One Man’s Lifelong Quest to Create a Lettuce Cigarette


In 1997—at the height of a wave of exposés, lawsuits, and public outrage against the tobacco industry—Puzant Torigian, a Hackensack, New Jersey-based entrepreneur, launched a new brand of cigarettes called Bravo. The factory he opened near the Atlanta International Airport to churn them out at scale attracted ample media attention. But this coverage was more positive than one might have expected.

Torigian wasn’t actually involved in the dubious tobacco industry. Bravo cigarettes contained nothing but lettuce, dried and cured to look like tobacco, processed into sheets, shredded, flavored with herbal extracts, and rolled up and boxed like any other cig.

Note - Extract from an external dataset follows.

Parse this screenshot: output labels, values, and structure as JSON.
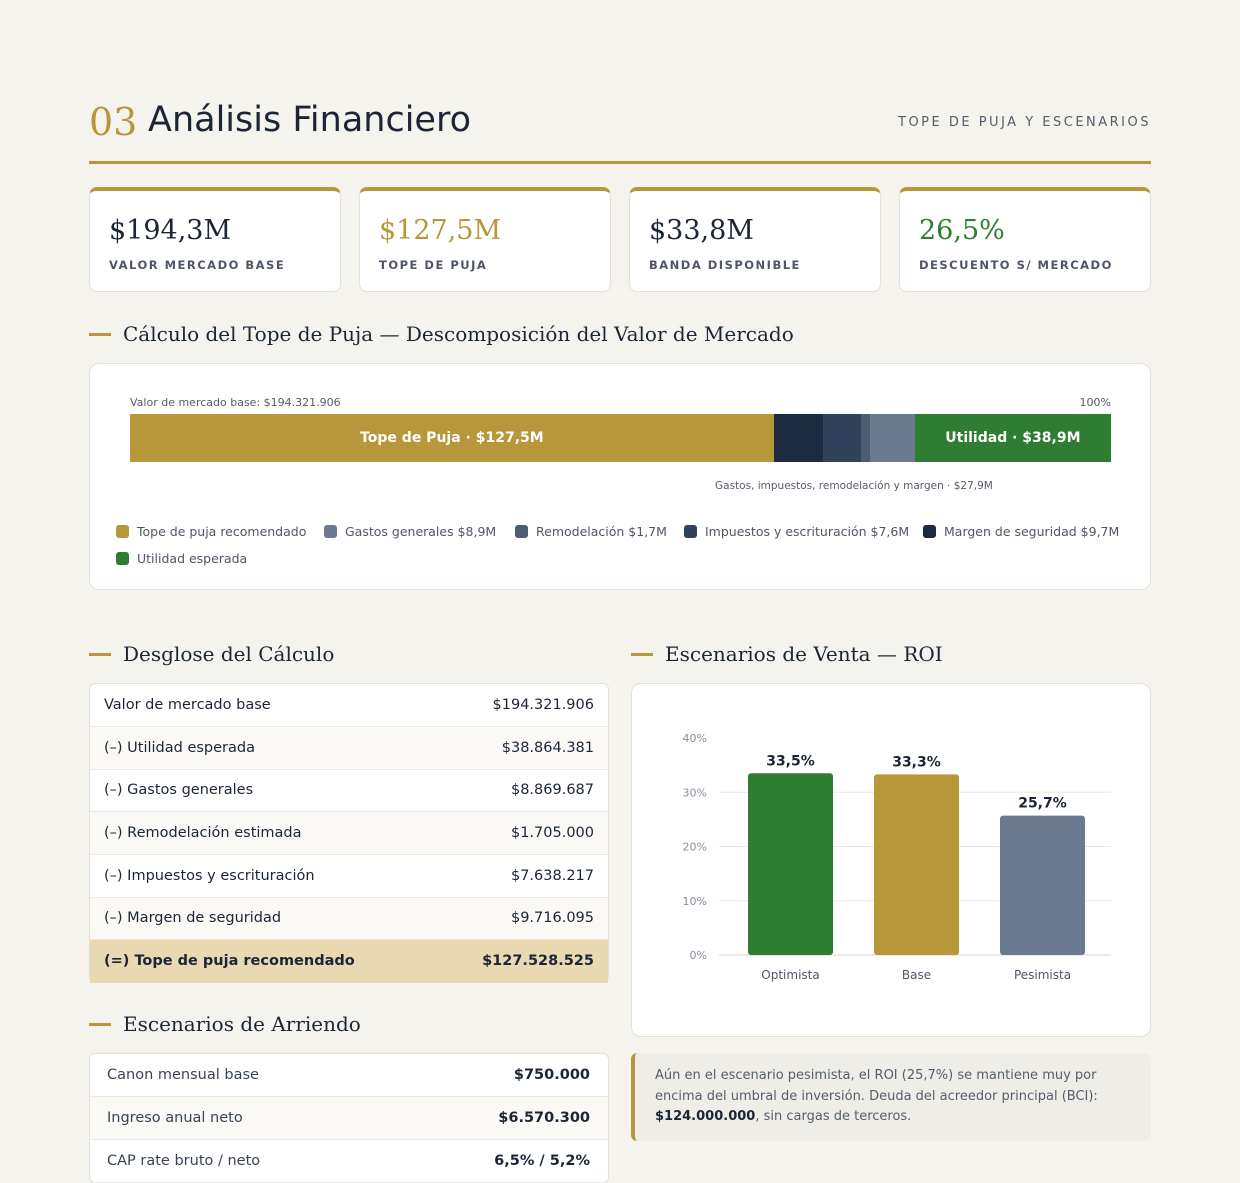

Torigian’s marketing materials claimed that Bravo “tastes (well pretty close) like a cigarette,” but lacked their harmful nicotine and tobacco tar. However, in interviews, he stressed that he hadn’t spent 40 years developing the product just to offer a safer replacement for traditional smokes. He wanted people to use Bravo as a smoking cessation tool. “You get the physical and psychological satisfactions you’ve associated with smoking, like opening the pack, lighting up, puffing,” Bravo’s old website explained. So when you decide to quit tobacco but face cravings, “you smoke a Bravo instead of an ordinary cigarette until the time comes when you don’t need either.”